Esas No: 2011/5929
Karar No: 2012/3037
Karar Tarihi: 02.04.2012
Yargıtay 16. Hukuk Dairesi 2011/5929 Esas 2012/3037 Karar Sayılı İlamı
"İçtihat Metni"
MAHKEMESİ :KADASTRO MAHKEMESİ
DAVA TÜRÜ : KADASTRO
Taraflar arasında kadastro tespitinden doğan dava sonucunda verilen hükmün Yargıtay"ca incelenmesi istenilmekle; temyiz isteğinin süresinde olduğu anlaşıldı, inceleme raporu ve dosyadaki belgeler okundu, GEREĞİ GÖRÜŞÜLDÜ:
Kadastro sırasında 107 ada 4 parsel sayılı 5728.58 metrekare yüzölçümündeki taşınmazın birinci derece arkeolojik sit alanı içinde kaldığı belirtilerek Hazine adına tespit edilmiştir. Davacı, irsen intikal ve kazandırıcı zamanaşımı zilyetliğine dayanarak dava açmıştır.
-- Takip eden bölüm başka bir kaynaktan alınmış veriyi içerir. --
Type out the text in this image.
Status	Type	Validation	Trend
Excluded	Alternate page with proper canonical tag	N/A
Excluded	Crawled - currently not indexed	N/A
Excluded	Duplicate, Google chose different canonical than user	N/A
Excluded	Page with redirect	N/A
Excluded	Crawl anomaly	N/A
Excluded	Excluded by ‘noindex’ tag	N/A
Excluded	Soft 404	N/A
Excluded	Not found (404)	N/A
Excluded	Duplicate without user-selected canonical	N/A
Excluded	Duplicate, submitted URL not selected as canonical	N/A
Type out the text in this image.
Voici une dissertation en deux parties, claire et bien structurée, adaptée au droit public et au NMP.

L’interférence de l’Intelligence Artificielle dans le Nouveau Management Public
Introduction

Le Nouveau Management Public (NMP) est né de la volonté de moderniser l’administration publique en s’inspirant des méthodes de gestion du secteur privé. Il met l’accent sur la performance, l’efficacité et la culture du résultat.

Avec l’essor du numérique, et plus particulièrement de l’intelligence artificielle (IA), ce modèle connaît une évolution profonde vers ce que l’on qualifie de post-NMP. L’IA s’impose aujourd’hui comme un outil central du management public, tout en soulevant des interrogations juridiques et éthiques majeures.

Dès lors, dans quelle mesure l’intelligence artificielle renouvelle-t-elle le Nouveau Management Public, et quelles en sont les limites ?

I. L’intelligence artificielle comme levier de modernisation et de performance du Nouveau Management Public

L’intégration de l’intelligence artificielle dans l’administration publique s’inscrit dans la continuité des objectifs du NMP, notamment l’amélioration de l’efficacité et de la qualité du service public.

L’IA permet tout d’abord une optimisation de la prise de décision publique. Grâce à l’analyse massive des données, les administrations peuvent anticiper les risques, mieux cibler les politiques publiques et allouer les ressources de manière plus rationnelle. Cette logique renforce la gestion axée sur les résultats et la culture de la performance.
Mahkemece yapılan yargılama sonunda davanın reddine ve çekişmeli taşınmazın tespit gibi tesciline karar verilmiş; hüküm, davacı vekili tarafından temyiz edilmiştir.
Mahkemece, arkeolog bilirkişi tarafından düzenlenen rapora göre çekişmeli taşınmazın arkeolojik sit alanı özelliklerini taşıdığı ve bu nedenle kazandırıcı zamanaşımı zilyetliği nedeniyle mülk edinilmesinin mümkün olmadığı kabul edilerek hüküm kurulmuş ise de yapılan inceleme, araştırma hüküm kurmak için yetersiz; değerlendirme ise usul ve yasaya aykırıdır. 2863 sayılı Kültür ve Tabiat Varlıklarını Koruma Kanunu"nun 5663 sayılı Yasa ve 648 sayılı Kanun Hükmünde Kararname ile değişik 11. maddesi uyarınca, "Kültür Varlıklarını Koruma Bölge Kurullarınca birinci grup olarak tescil ve ilan edilen kültür varlıklarının bulunduğu taşınmazlar ile birinci ve ikinci derece arkeolojik sit alanlarındaki taşınmazlar zilyetlik yoluyla iktisap edilemez”. Bu yasa hükmü karşısında, bir taşınmazın, 2863 sayılı Yasa nedeniyle zilyetlik yoluyla mülk edinilememesi için, ya koruma kurullarınca belirlenen birinci ya da ikinci derece arkeolojik sit alanı sınırları içinde kalması ya da anılan kurullarca birinci grup olarak tescil ve ilan edilen kültür varlığı niteliğinde bulunması gerekmektedir. Bu nedenlerle, mahkemece, arkeolog bilirkişinin, çekişmeli taşınmazla ilgili olarak, koruma kurulu kararlarına dayanmayan değerlendirmelerine itibar edilerek karar verilmesinde isabet yoktur. O halde, mahkemece doğru sonuca ulaşılabilmesi için öncelikle yörede koruma kurullarınca alınmış ve ilan edilmiş arkeolojik sit alanı kararı ile tescil ve ilan edilmiş birinci grup kültür varlığı bulunup bulunmadığı ilgili koruma kurullarından sorularak saptanmalı, varsa bunlara ilişkin kararların ve haritaların onaylı örnekleri getirtilerek dosya ikmal edildikten sonra çekişmeli taşınmaz başında, fen bilirkişisi ve arkeolog bilirkişi katılımıyla yeniden keşif yapılarak çekişmeli taşınmazın söz konusu arkeolojik sit alanı sınırları içinde kalıp kalmadığı ya da tescil ve ilan edilmiş kültür varlığı mahiyetinde olup olmadığı saptanmalı, fen ve arkeolog bilirkişisinden keşfi izlemeye olanak sağlar ve sit haritaları ile pafta haritasını çakıştırır şekilde rapor ve harita düzenlemeleri istenmeli; bundan sonra, toplanmış ve toplanacak tüm deliller birlikte değerlendirilerek sonucuna göre bir karar verilmelidir. Yukarıda açıklanan yönteme uygun bir araştırma yapılmadan yazılı şekilde hüküm tesisi isabetsizdir. Davacı vekilinin temyiz itirazları açıklanan nedenlerle yerinde görüldüğünden kabulü ile usul ve yasaya uygun görülmeyen hükmün BOZULMASINA, 02.04.2012 gününde oybirliğiyle karar verildi.